The reason why James is so scared about going to San Quentin, of course, is that he's terrified of being raped. And this brings us to Get Hard's other big misfire. When the film premiered at South by Southwest, critics savaged it for its apparent homophobia. During Get Hard, Darnell frightens James with the prospect of being sodomized by a lot of big, strong, mean prisoners if he doesn't toughen up. At first, that means teaching James lessons in "hardness," which can be funny since Darnell himself isn't all that traditionally "hard"—they're both playing dress-up in cultural ideas about what makes someone a badass. But Get Hard gets into dicier terrain when Darnell, frustrated by how soft James is, suggests instead that he, in the parlance of the film, learn how to suck a dick. This kickstarts a would-be comedic sequence in which the two straight men go to a popular gay L.A. hangout so that James can proposition a random stranger (Matt Walsh) and suggest giving him a blowjob.

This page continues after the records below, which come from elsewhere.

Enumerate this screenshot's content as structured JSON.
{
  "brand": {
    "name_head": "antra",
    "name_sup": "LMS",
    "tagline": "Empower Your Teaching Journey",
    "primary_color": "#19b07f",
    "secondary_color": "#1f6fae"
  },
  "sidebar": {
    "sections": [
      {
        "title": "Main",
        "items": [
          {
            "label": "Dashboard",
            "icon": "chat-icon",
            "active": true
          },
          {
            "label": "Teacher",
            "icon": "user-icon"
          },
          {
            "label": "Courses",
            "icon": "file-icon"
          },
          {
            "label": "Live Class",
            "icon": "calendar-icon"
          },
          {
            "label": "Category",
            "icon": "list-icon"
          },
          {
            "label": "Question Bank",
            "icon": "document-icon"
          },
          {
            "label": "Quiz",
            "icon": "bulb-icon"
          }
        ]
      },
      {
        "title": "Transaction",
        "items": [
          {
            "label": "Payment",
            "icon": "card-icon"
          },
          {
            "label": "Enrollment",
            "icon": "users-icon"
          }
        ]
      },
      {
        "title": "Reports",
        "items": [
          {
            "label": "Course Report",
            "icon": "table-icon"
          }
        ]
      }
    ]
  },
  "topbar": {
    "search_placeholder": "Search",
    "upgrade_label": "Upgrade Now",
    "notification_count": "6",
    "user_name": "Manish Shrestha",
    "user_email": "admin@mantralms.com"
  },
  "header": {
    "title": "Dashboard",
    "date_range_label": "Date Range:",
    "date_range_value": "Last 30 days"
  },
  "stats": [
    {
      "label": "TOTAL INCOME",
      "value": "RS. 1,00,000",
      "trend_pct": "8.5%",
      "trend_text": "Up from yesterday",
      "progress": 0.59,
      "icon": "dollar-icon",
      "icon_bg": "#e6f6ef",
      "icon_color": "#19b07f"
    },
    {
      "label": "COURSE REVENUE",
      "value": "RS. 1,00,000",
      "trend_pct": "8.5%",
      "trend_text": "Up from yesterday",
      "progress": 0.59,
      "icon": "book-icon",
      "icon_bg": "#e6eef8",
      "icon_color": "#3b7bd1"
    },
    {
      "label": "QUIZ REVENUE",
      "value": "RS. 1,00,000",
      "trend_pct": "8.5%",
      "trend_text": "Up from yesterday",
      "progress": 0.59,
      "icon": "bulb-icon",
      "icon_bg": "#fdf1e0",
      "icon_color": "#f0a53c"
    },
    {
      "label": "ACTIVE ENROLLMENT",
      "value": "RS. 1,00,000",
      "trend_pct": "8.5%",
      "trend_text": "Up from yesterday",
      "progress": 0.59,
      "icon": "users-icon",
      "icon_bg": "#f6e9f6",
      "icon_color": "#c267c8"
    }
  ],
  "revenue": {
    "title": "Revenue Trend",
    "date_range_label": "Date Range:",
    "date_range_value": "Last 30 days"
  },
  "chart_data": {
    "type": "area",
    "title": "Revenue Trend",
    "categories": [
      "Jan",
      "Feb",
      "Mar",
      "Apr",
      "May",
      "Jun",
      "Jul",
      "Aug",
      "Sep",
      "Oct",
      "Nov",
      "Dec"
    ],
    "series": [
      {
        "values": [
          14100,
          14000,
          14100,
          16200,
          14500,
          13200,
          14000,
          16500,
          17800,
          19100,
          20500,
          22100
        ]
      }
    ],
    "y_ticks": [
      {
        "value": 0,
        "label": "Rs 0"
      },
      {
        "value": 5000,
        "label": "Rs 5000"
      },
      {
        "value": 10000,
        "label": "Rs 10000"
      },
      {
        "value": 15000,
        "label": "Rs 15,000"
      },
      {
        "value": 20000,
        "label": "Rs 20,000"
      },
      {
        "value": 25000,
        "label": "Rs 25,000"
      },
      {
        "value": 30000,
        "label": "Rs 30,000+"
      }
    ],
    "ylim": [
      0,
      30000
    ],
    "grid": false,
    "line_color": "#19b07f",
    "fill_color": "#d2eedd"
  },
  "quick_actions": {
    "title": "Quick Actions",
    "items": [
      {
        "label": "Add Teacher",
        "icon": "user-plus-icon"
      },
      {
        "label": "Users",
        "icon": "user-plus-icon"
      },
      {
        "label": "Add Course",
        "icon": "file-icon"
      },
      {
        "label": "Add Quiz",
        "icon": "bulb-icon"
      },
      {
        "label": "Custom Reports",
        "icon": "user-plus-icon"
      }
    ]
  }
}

I think it's shortsighted to assume that certain scenarios couldn't possibly be funny. But the problem with Get Hard's gay panic is that it doesn't make a clear enough distinction between the characters' discomfort with homosexuality and the noxious idea that gay sex is objectively worth mocking. Again, if James was a blue-blooded cretin snob, then the joke would be on him, his bigotry shockingly confronted and his uptightness played for laughs. But that's not how it plays in Get Hard. Television shows from the 1990s like Seinfeld ("The Outing") or The Simpsons ("Homer's Phobia") have figured out how to skewer straight people's ignorance in a shorter time frame and with more content restrictions than Get Hard has to face, and yet they're more incisive and funnier than anything Ferrell and his crew manage to produce here.

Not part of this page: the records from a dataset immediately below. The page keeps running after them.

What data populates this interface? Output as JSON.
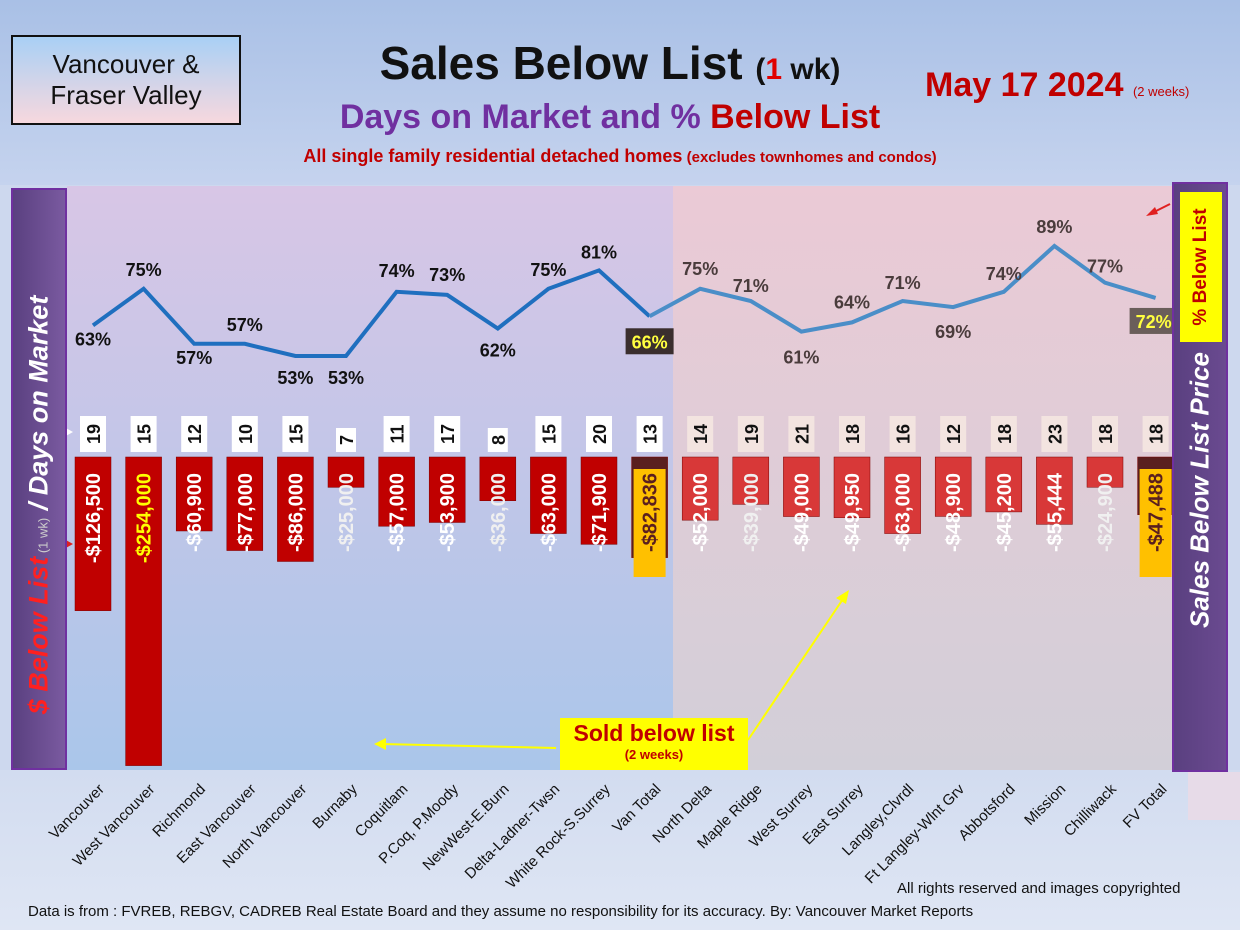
{
  "header": {
    "logo_line1": "Vancouver &",
    "logo_line2": "Fraser Valley",
    "title_main": "Sales Below List",
    "title_paren_open": "(",
    "title_paren_num": "1",
    "title_paren_rest": " wk)",
    "subtitle_part1": "Days on Market and % ",
    "subtitle_part2": "Below List",
    "note_main": "All single family residential detached homes",
    "note_paren": " (excludes townhomes and condos)",
    "date": "May 17  2024",
    "date_note": "(2 weeks)"
  },
  "left_axis": {
    "part1": "$ Below List",
    "part2": " (1 wk)",
    "part3": " / Days on Market"
  },
  "right_axis": {
    "label": "Sales Below List Price",
    "pct_label": "% Below List"
  },
  "callout": {
    "line1": "Sold below list",
    "line2": "(2 weeks)"
  },
  "footer": {
    "copyright": "All rights reserved and  images copyrighted",
    "source": "Data is from : FVREB, REBGV, CADREB Real Estate Board and they assume no responsibility for its accuracy. By: Vancouver Market Reports"
  },
  "colors": {
    "bar_red": "#c00000",
    "bar_red_fv": "#d83838",
    "total_bar": "#5a1f1f",
    "line_van": "#1f6fbf",
    "line_fv": "#4a8ec8",
    "total_label_bg": "#ffc000"
  },
  "chart_data": {
    "type": "bar",
    "categories": [
      "Vancouver",
      "West Vancouver",
      "Richmond",
      "East Vancouver",
      "North Vancouver",
      "Burnaby",
      "Coquitlam",
      "P.Coq, P.Moody",
      "NewWest-E.Burn",
      "Delta-Ladner-Twsn",
      "White Rock-S.Surrey",
      "Van Total",
      "North Delta",
      "Maple Ridge",
      "West Surrey",
      "East Surrey",
      "Langley,Clvrdl",
      "Ft Langley-Wlnt Grv",
      "Abbotsford",
      "Mission",
      "Chilliwack",
      "FV Total"
    ],
    "series": [
      {
        "type": "bar",
        "values": [
          -126500,
          -254000,
          -60900,
          -77000,
          -86000,
          -25000,
          -57000,
          -53900,
          -36000,
          -63000,
          -71900,
          -82836,
          -52000,
          -39000,
          -49000,
          -49950,
          -63000,
          -48900,
          -45200,
          -55444,
          -24900,
          -47488
        ],
        "labels": [
          "-$126,500",
          "-$254,000",
          "-$60,900",
          "-$77,000",
          "-$86,000",
          "-$25,000",
          "-$57,000",
          "-$53,900",
          "-$36,000",
          "-$63,000",
          "-$71,900",
          "-$82,836",
          "-$52,000",
          "-$39,000",
          "-$49,000",
          "-$49,950",
          "-$63,000",
          "-$48,900",
          "-$45,200",
          "-$55,444",
          "-$24,900",
          "-$47,488"
        ]
      },
      {
        "type": "data-label",
        "values": [
          19,
          15,
          12,
          10,
          15,
          7,
          11,
          17,
          8,
          15,
          20,
          13,
          14,
          19,
          21,
          18,
          16,
          12,
          18,
          23,
          18,
          18
        ],
        "labels": [
          "19",
          "15",
          "12",
          "10",
          "15",
          "7",
          "11",
          "17",
          "8",
          "15",
          "20",
          "13",
          "14",
          "19",
          "21",
          "18",
          "16",
          "12",
          "18",
          "23",
          "18",
          "18"
        ]
      },
      {
        "type": "line",
        "values": [
          63,
          75,
          57,
          57,
          53,
          53,
          74,
          73,
          62,
          75,
          81,
          66,
          75,
          71,
          61,
          64,
          71,
          69,
          74,
          89,
          77,
          72
        ],
        "labels": [
          "63%",
          "75%",
          "57%",
          "57%",
          "53%",
          "53%",
          "74%",
          "73%",
          "62%",
          "75%",
          "81%",
          "66%",
          "75%",
          "71%",
          "61%",
          "64%",
          "71%",
          "69%",
          "74%",
          "89%",
          "77%",
          "72%"
        ]
      }
    ]
  }
}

Everywhere Get Hard goes, it willingly barrels headfirst into racial or gender stereotypes. Darnell's cousin (played by T.I.) has been to prison, and he and his posse live in Crenshaw, one of L.A.'s most notoriously dangerous neighborhoods, which is the film's polite code for he's a "real" black man. But here or elsewhere in the film, like when James inexplicably tries infiltrating a white-supremacist gang so he can be protected in prison, the one-note portrayals don't mock the cultural assumptions but simply perpetuate them.

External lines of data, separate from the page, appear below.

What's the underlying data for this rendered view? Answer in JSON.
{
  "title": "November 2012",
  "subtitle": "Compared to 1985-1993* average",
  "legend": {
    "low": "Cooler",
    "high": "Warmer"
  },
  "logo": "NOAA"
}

Even the stars' performances add to the problem. Ferrell, dialing it down from his Anchorman/Talladega Nights brand of boisterous buffoonery, doesn't bring any angle to his lame ol' white guy character, and Hart does his usual incensed-guy-with-Napoleon-complex routine, but without the freshness it once had. They're themselves stereotypes of white and black movie characters, but the filmmakers don't do enough to spoof the clichés they're presenting. Some of our greatest thinkers, Spinal Tap, once observed that it can be such a fine line between stupid and clever. Get Hard dances right past that line and sets up permanent lodging in moronic. That doesn't make the film evil, just unfortunate.